You can free yourself completely
But now to my most important point, the one that makes me jump out of bed full of energy ready to take on any challenge even on my worst days:
There is another level. There is a place where we don’t have to talk about our wounds, attachment styles, inner children, and the ways they are causing us to act.
A place where we are actually free. So free that it is as if those things never existed.
This is not a dream, a vision, or a fantasy of mine. It is the reality of what happens when we heal things at the core.
I have done this for myself, so I know it is possible.
I have gone to the deepest and scariest places inside myself and faced what I wasn’t able to deal with when it happened earlier in my life. And I have experienced and faced traumatic events internally by going back (I have both trauma and abuse in my background, so I didn’t come to where I am today whole, healed, and happy – I awakened, and then I did the work).

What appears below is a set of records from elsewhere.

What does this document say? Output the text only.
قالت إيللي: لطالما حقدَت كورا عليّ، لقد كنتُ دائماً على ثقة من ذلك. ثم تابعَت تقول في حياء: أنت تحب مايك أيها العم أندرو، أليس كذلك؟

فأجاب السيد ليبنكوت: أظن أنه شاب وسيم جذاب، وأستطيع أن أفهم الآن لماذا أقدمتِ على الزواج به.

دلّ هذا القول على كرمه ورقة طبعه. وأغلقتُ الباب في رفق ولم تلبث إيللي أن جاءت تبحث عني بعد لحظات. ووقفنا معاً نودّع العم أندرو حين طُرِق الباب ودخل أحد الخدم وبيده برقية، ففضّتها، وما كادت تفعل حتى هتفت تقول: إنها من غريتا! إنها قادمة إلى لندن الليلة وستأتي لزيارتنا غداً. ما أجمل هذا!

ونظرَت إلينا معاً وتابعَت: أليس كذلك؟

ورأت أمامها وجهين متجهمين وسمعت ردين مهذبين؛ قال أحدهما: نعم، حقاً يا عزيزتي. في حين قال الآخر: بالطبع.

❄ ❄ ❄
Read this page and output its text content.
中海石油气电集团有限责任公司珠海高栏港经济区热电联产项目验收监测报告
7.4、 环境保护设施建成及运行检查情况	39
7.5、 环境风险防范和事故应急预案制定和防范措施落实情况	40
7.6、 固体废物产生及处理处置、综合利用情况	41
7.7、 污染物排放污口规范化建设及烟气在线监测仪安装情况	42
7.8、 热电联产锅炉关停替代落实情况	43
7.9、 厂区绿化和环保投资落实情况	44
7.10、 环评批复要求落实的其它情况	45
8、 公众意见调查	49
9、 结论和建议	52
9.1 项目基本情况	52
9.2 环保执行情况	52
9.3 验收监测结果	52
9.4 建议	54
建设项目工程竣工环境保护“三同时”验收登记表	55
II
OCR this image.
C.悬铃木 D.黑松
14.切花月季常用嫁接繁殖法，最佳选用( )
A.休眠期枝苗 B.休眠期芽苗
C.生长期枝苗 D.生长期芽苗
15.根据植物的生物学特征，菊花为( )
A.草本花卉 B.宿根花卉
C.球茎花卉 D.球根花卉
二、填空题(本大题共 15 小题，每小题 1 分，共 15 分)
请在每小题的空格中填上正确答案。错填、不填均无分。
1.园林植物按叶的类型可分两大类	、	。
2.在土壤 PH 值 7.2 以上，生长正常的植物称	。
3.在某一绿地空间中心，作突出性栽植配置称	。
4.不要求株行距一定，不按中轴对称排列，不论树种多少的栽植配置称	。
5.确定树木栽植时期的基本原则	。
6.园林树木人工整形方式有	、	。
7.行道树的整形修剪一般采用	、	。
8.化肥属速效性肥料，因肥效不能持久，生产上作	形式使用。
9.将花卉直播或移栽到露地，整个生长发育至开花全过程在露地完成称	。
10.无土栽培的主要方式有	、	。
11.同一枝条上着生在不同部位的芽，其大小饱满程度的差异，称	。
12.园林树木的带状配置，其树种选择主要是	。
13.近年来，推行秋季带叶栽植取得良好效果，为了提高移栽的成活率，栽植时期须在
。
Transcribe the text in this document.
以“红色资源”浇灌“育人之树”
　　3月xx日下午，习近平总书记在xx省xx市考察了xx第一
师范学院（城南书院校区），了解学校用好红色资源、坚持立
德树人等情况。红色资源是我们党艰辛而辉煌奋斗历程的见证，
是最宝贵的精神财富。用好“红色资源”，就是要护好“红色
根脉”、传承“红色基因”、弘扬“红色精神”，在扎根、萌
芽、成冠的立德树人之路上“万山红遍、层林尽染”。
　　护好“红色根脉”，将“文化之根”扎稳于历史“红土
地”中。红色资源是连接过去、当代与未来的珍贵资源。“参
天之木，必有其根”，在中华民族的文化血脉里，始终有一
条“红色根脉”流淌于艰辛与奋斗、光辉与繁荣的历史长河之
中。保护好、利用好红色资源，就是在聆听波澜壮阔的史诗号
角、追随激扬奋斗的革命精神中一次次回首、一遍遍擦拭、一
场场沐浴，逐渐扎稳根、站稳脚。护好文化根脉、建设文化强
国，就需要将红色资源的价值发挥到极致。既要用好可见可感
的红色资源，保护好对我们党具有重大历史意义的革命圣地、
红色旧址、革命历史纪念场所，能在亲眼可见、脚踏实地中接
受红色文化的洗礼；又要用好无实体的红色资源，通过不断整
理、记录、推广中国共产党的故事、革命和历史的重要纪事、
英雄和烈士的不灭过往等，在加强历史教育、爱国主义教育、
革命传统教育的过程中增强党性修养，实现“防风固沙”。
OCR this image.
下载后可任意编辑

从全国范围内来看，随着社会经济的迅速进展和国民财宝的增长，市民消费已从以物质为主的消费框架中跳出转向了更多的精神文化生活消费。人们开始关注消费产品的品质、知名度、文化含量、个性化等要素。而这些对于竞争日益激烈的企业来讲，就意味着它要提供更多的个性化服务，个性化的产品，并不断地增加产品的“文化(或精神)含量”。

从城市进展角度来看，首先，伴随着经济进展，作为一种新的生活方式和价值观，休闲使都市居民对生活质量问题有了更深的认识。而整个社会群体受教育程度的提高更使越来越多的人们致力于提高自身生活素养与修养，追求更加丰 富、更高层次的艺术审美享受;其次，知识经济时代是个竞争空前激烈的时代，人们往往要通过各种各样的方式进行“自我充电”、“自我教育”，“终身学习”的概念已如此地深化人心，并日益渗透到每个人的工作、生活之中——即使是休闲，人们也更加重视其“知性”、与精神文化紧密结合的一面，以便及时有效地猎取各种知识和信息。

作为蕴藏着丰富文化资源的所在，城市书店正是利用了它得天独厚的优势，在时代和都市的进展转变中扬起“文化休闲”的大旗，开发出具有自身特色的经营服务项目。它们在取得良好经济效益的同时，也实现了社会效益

We can still remember what happened to us in the past when we have healed at the core, and we can still talk about it and share our journey to help others. But if or when we do, we do it from a healed place – a place of experience and wisdom.
Not from a place where we seek belonging in an unhealed paradigm, with relationships that require us not to heal (because if we do, what would we base our relationship on?).
From the wounded to the healed paradigm
I think it’s time to move forward both individually and collectively. To move from the wounded to the healed paradigm.
And I think that many people are ready. Ready to stop talking about healing and learning all the concepts and instead do the work so they can heal and live as the whole human beings they came here to be.
It takes facing and healing the real wound. It also takes letting go of the wounded or awakening personality – the identity that was created around the awakening or out of the old wounds and events.
But letting go of that personality even happens by itself when we heal the wound that caused it to be there in the first place.
There is no need to create any personality when you can be who you are – and when your body and inner world are safe to be in.
If we deal with the real cause, the cause that made us leave ourselves in the first place, we don’t have to leave ourselves anymore. We can be who we are. Fully.
It is a magical place to be. And a magical place to live. And it doesn’t have to look spiritual at all.